Choisissant de poser d’emblée sa Célestine dans une posture énergique et virevoltante, Hélène Vincent en émousse les couleurs et compose une virago monolithique qui va et vient sur toute la longueur de la scène, sans vraiment faire évoluer son personnage. Plus matois, plus subtil, plus inquiétant aussi, Julien Tiphaine offre à son séducteur pervers toute la diaprure d’une psychologie retorse qui parvient même à rendre digne de pitié et d’admiration ce héros désenchanté au masque carnassier. A cette différence s’en ajoute une autre : La Célestine, traduite et adaptée en collaboration avec Florence Delay, aurait mérité sans doute d’être davantage élaguée ; le temps passé par les coquins à profiter des atermoiements amoureux des amants est un peu long. En revanche, le texte français de Don Juan (remarquable travail de Gérald Garutti, Pauline Noblecourt, Christian Schiaretti et Sacha Todorov) est incisif et efficace, diantrement mieux enlevé.

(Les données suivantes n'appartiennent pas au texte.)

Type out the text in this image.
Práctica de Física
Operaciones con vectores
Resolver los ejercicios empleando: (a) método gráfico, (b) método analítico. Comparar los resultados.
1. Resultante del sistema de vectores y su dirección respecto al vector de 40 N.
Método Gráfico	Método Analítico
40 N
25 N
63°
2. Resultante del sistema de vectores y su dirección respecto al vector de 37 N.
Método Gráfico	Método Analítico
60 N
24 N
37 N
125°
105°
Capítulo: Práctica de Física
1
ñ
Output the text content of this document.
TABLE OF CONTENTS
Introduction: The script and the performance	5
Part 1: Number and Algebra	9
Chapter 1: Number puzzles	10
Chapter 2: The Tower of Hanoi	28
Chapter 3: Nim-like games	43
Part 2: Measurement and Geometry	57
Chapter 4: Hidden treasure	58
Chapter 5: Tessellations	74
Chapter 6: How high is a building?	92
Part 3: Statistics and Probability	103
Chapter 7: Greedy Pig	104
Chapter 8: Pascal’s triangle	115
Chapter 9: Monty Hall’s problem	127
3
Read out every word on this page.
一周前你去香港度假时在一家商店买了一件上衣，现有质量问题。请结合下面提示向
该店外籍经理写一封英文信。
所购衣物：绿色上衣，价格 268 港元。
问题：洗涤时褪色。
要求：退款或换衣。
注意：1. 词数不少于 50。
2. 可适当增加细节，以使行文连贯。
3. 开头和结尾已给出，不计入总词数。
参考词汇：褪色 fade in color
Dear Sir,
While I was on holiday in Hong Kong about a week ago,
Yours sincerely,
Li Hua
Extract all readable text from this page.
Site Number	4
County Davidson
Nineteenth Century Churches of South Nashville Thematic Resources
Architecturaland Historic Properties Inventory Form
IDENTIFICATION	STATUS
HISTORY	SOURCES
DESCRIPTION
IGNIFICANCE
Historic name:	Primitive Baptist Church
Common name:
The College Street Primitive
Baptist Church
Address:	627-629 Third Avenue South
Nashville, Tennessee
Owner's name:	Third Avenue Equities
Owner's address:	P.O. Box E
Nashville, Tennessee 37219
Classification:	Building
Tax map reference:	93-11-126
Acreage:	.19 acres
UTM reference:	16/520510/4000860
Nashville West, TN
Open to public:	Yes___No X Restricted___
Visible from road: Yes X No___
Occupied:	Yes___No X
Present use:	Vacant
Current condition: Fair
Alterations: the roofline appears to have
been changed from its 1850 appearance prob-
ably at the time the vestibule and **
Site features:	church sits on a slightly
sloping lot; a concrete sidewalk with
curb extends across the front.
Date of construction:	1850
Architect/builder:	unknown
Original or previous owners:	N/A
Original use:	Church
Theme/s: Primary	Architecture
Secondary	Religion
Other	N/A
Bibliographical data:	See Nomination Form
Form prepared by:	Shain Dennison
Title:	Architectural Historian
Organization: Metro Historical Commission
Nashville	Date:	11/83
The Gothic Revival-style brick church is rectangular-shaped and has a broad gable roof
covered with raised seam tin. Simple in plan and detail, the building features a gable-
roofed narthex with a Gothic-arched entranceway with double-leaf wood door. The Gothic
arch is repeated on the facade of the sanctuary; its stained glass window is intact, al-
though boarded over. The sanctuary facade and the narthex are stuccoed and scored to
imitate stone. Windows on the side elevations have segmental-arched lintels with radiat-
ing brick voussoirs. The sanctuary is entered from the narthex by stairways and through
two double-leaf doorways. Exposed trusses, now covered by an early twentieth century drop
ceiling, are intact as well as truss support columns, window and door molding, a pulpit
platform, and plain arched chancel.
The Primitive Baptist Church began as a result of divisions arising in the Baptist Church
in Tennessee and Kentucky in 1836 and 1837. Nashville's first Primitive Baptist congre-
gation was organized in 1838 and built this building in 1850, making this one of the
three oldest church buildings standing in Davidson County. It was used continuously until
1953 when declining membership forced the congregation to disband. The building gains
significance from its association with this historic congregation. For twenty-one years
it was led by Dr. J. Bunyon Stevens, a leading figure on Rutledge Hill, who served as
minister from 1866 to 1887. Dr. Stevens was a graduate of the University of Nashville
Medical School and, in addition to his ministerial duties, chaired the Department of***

On retrouve dans les deux pièces tous les membres de la troupe du TNP. Là encore, une différence de taille (la même dans les deux spectacles) : si les garçons peinent à donner toute leur mesure à leurs personnages, les filles sont talentueuses et précises, bien au-dessus de leurs compagnons de jeu. Reste à saluer les magnifiques costumes de Thibaut Welchlin, la qualité des lumières et du son, et le pari de Christian Schiaretti de monter ensemble ces deux monstres fabuleux, fascinantes matrices de toute l’histoire du théâtre.
 
Catherine Robert


La Célestine, de Fernando de Rojas et Don Juan, de Tirso de Molina ; mises en scène de Christian Schiaretti. Spectacles en alternance du 10 mars au 6 avril 2011. Le dimanche à 15h30 ; du mardi au samedi, à 20h pour La Célestine et à 20h30 pour Don Juan. Détail des dates de l’alternance sur www.nanterre-amandiers.com Théâtre Nanterre-Amandiers, 7, avenue Pablo-Picasso, 92022 Nanterre. Réservations au 01 46 14 70 00. Spectacles vues au TNP de Villeurbanne. Durée : La Célestine, 3h30 ; Don Juan, 2h30.